Opinion: New norm of democracy facing test in Kashmir

Changes in the constitution effected on August 5 2019 have made it clear to Kashmiris that the days of parallel symbols of sovereignty are over.

Many might not have thought of it but the fact remains that Kashmir will determine the parameters that will define many critical elements of the Indian democracy. Kashmir sends three members to Lok Sabha, and the number is the same as it was years ago or as latest as in 2019. The dimensions, however, have changed.
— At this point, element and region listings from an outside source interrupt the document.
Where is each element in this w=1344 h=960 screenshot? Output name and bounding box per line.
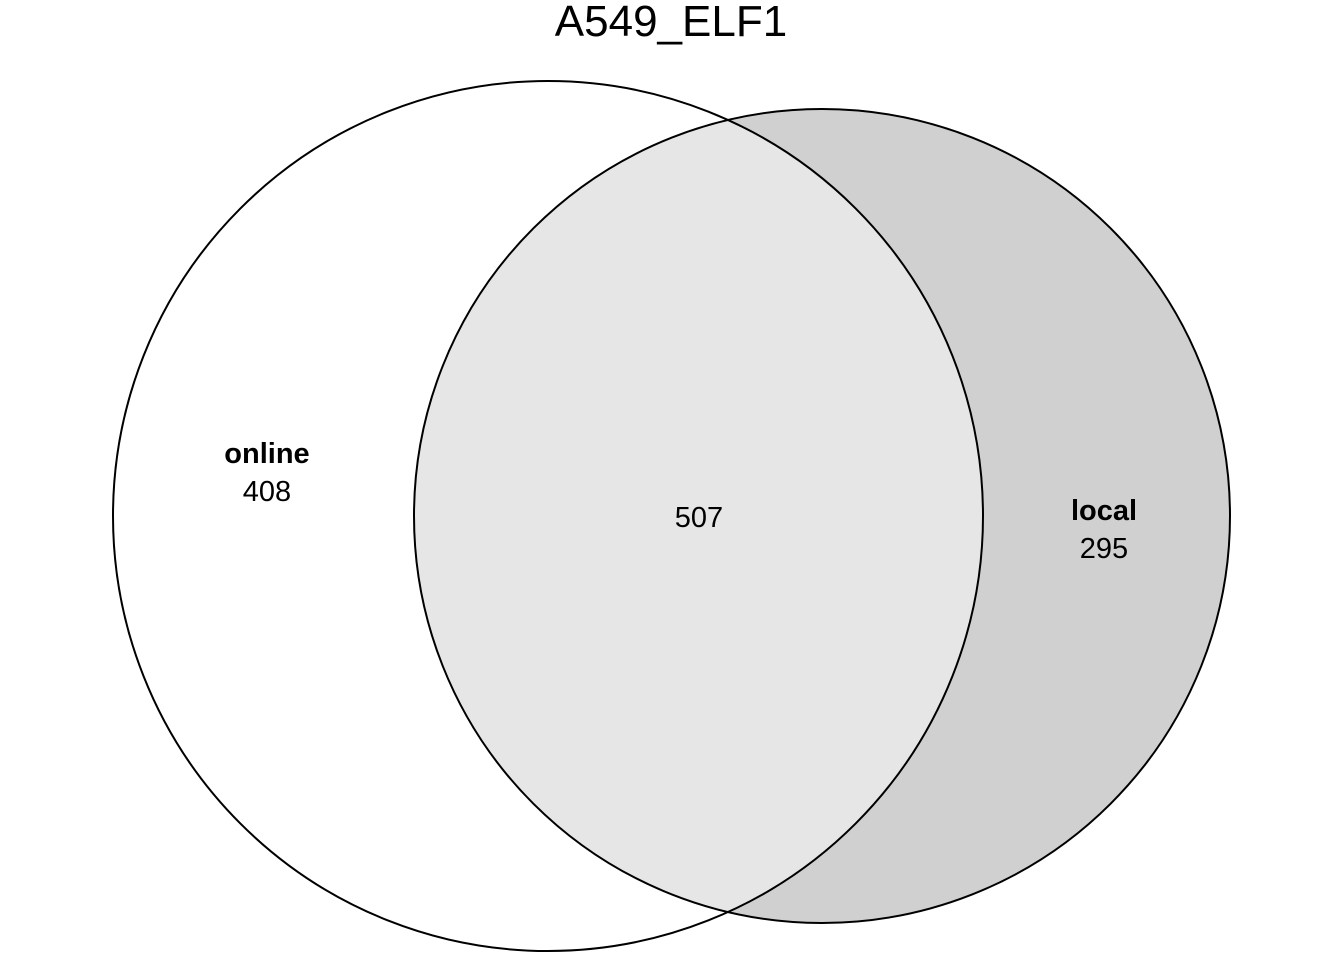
set-circle-online <box>112 80 984 952</box>
intersection-region <box>414 109 983 923</box>
count-online-only: 408 <box>243 476 291 508</box>
count-intersection: 507 <box>675 502 723 534</box>
diagram-title: A549_ELF1 <box>555 0 787 46</box>
set-label-local: local <box>1071 495 1137 527</box>
count-local-only: 295 <box>1080 533 1128 565</box>
set-circle-local-outline <box>413 108 1231 924</box>
set-label-online: online <box>224 438 309 470</box>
BJP, the party that has driven the national narrative of complete integration of Jammu and  Kashmir with India with its momentous act of doing away with Article 370 on August 5, 2019, telling the nation and Kashmiris, in particular, that their destiny is linked to India forever. There is no other option, and nurturing of any such thought would be nipped in bud.  Severe action has been taken against all those who had been associated with secessionists, militants, and also those who were inclined toward the idea of separatism.

The changes in the constitution effected on August 5 2019 have made it clear to Kashmiris that the days of parallel symbols of sovereignty – flag and constitution, are over

MS Education Academy

The abrogation of Article 370 led to a three-pronged strategy :  (a) to control and decimate terrorism and its ecosystem with all the ruthlessness as the security forces and the system could use, (b) obliterate Pakistan from the thinking of Kashmiris not just for the reason that the neighbouring country deserved to be punished for the export of terrorism, also because it was a symbol of Islamic ideology that kept the hope of the Ummah unity alive, to put it straight, the hopes of Kashmir ever becoming Islamic Republic on its own or at the behest of Pakistan, and (c)  to bring infrastructural development to doorsteps.  The party has reaped political dividends in many parts of the country, where Kashmir’s terrorism and anti-India actions, narratives and the cult of secessionism were seen as extensions of Pakistan. In the Indian mind, as it is Pakistani mind too, history has been unfair to them. There is a special hostility because Pakistan took away with it a part of the country and population, which undermined the idea of vast India, or as the right-wing groups call “Akhand Bharat”. Despite the 1971 act of splitting Pakistan into two – with East Pakistan becoming Bangladesh, separating itself completely from Western Pakistan, there is no real sense of complete victory. The brightness of the Indian victory in 1971, the sight of over 90,000 Pakistani soldiers surrendering to the Indian army, are being superimposed by the surgical strikes of 2016 and 2019 that India conducted inside Pakistan and Pakistan occupied Jammu and Kashmir, in retaliation to September 18, 2016 Uri attack, and February 14, 2019 Pulwama terror attack. BJP has captured mood of the nation by these acts. Both these acts were related to Kashmir.

Kashmir has always figured high on BJP  agenda since its days of Jan Sangh. Now it has accomplished what it deemed not only as a barrier between the political and sovereign landscape of the country but also the discourse of “New Kashmir” of Prime Minister Narendra Modi’s vision. It played out the success of the panchayat elections as a means that took the democracy to grassroots. It is also keen on forming a government on its own in J&K after the Assembly elections, which the party leadership has promised will be held before the September-end this year, complying with the Supreme Court direction of December 11, 2023. But it took leave from the contest of Lok Sabha polls in Kashmir as it has not fielded any candidate on the three seats of the Valley. In essence, it is supporting Altaf Bukhari’s Apni Party contesting two seats of Srinagar and Anantnag. Apni Party is supporting Sajad Gani Lone in north Kashmir’s Baramulla constituency. Bukhari’s party has committed and executed its support to the BJP in the Jammu region, where it is not contesting. This informal alliance, having all the voices and shape of formal alliance, got shaped because of the convergence of their respective narratives on the political platform- rejecting the parties of past, and establishing an irrevocable theme of Jammu and Kashmir for India and India for Kashmir as the forces of peace and one nation, one constitution.

Will this strategy of outsourcing define new democratic norms in Kashmir? Time will tell not on June 4 when the general elections will be out, but after that how the convergence plays out after the winner is declared in less than five weeks from now.